In a normal world, Hideo is the oddball; someone people would throw a judgmental glance at before moving away as quickly as possible. He would rant and rave about manga, he’s sexually awkward around women, and he sees…things. While it isn’t specifically addressed in the manga, he seems to have a sort of mental illness and suffers a break with reality. He also illegally owns a shotgun, which he obsessively continues to follow all the laws about even though society is crumbling around him. In fact, my guess would be that he has a severe form of OCD which can lead to hallucinations. Normally, you wouldn’t trust someone who sees hallucinations with a gun…but I’ll come back to this.
As I said, the zombies aren’t your typical zombies. They retain one thing that made them who they were and compulsively exaggerate it. In a Freudian sense, everyone’s superego has been destroyed and their ids have come out to play…hardcore. These aren’t just moaning, groaning brain eaters. The core of their humanity is sort of crystallized in amber and put on display, and in some cases the worst part of their humanity. A segment in this Omnibus shows one of the most frightening, bleak, and captivating breakdowns/transformations into one of these things so far. It’s both terrifying and heartbreaking as you see the character relive a traumatic episode in their life while having the darkest part of who they are magnified through the infection. Exaggerating these ids also plays out in another way. By retaining a piece of their humanity, the characters with good at their core, like Hideo, are truly and deeply affected by the monsters they’ve become. These beats play out throughout the Omnibus in the details, heightening moments as we’re helplessly flung forward into the action.
If you’ve been following along, Hiromi has become ill, infected, but she’s not like a lot of the other zombies. She doesn’t attack Hideo, she protects him. It seems like her id is to protect those that care for her. She’s also the only zombie (I hate calling them zombies, because they are so much more.) whose point of view we get to see. In this Omnibus, she finds someone else who she can protect, a wonderful new character that I’ll leave for you to discover.

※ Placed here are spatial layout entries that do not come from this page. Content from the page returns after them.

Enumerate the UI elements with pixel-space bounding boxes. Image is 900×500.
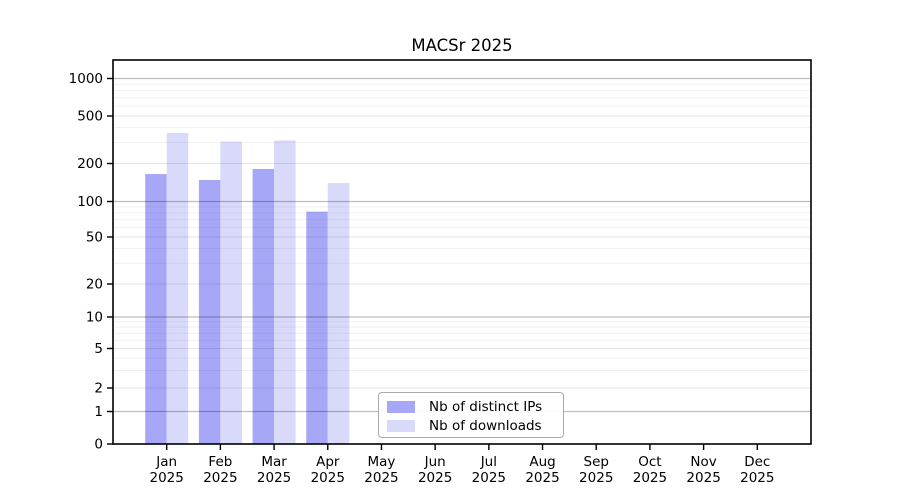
x-tick-label-month: Dec [744,454,770,470]
x-tick-label-year: 2025 [311,470,345,486]
legend-label-distinct-ips: Nb of distinct IPs [429,398,543,415]
x-tick-label-year: 2025 [686,470,720,486]
bar-nb-of-downloads-jan [166,133,189,444]
x-tick-label-year: 2025 [579,470,613,486]
bar-nb-of-distinct-ips-jan [145,174,167,444]
axes-spines [112,59,812,445]
legend-swatch-distinct-ips [387,400,415,413]
y-tick-label: 10 [86,310,103,326]
bar-nb-of-distinct-ips-apr [306,211,328,444]
y-tick-label: 100 [77,194,103,210]
x-tick-label-year: 2025 [418,470,452,486]
x-tick-label-month: Jun [424,454,446,470]
x-tick-label-year: 2025 [525,470,559,486]
x-tick-label-year: 2025 [364,470,398,486]
legend-row-downloads: Nb of downloads [387,416,563,435]
bar-nb-of-downloads-feb [220,141,242,445]
x-tick-label-month: Sep [584,454,609,470]
y-tick-label: 5 [94,341,103,357]
y-tick-label: 1 [94,404,103,420]
chart-title: MACSr 2025 [411,36,513,55]
x-tick-label-year: 2025 [150,470,184,486]
x-tick-label-year: 2025 [257,470,291,486]
x-tick-label-month: Oct [638,454,661,470]
x-tick-label-year: 2025 [472,470,506,486]
bar-nb-of-distinct-ips-mar [252,168,275,444]
bar-nb-of-distinct-ips-feb [198,180,221,444]
y-tick-label: 500 [77,109,103,125]
x-tick-label-month: Jul [480,454,497,470]
y-tick-label: 50 [86,230,103,246]
y-tick-label: 20 [86,277,103,293]
x-tick-label-year: 2025 [740,470,774,486]
y-tick-label: 0 [94,437,103,453]
x-tick-label-month: Feb [208,454,232,470]
x-tick-label-month: May [368,454,396,470]
legend: Nb of distinct IPs Nb of downloads [378,392,564,438]
legend-swatch-downloads [387,419,415,432]
y-tick-label: 1000 [69,71,103,87]
bar-nb-of-downloads-apr [327,183,350,445]
x-tick-label-year: 2025 [633,470,667,486]
x-tick-label-month: Mar [261,454,287,470]
x-tick-label-month: Aug [529,454,555,470]
x-tick-label-year: 2025 [203,470,237,486]
y-tick-label: 200 [77,156,103,172]
legend-label-downloads: Nb of downloads [429,417,542,434]
y-tick-label: 2 [94,381,103,397]
x-tick-label-month: Jan [155,454,177,470]
x-tick-label-month: Apr [316,454,340,470]
bar-nb-of-downloads-mar [274,140,296,444]
legend-row-distinct-ips: Nb of distinct IPs [387,397,563,416]
x-tick-label-month: Nov [690,454,716,470]
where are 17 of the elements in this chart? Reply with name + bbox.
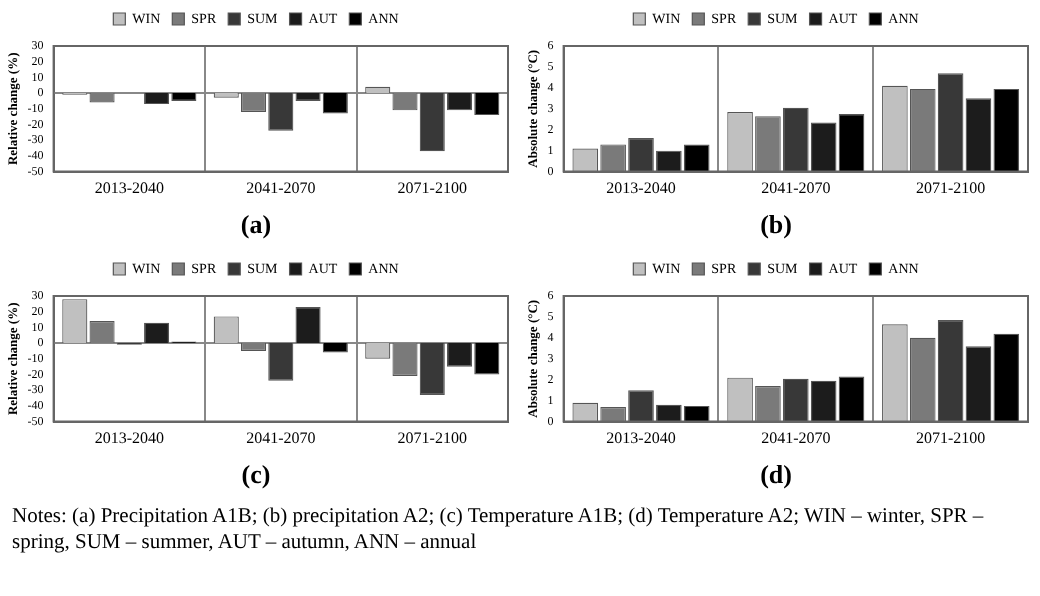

Kengo Hanazawa, the creator of I Am A Hero, mines this situation atop the outlet mall in a way that William Golding did with Lord of the Flies or Aldous Huxley did with A Brave New World. Who will gain power in an apocalypse? Those that want to use their power for their own desires, of course. Those who were held back by the rules and laws of society. In exploring these thematic issues, Hanazawa digs deeper into what it means to be a hero and what it looks like to be a hero. It’s more than just wagging a gun around and wanting to look awesome. It’s a question of, when a choice is offered to you, do you take the easy route and succumb to your basest, most selfish desire or do you become better than that. Each character is given these choices throughout the book. How they react defines who they are.
Hanazawa likes to stay in a moment for as long as he can, visually building a landscape of conflicting emotions. He pulls, stretches, twists, and lulls every drop of insanity that he can from every situation Hideo and the others find themselves in. I Am A Hero isn’t so much a story as it is an experience. It’s not often I’m transported by a comic book, but this left me breathless and without realizing it my eyes had suddenly teared up as the events of the comic naturally began to slow down over the final few pages - a combination of relief and grief. Now, I find myself paging back over segments of the book, anxious to read it again and to see what happens when the next Omnibus is released.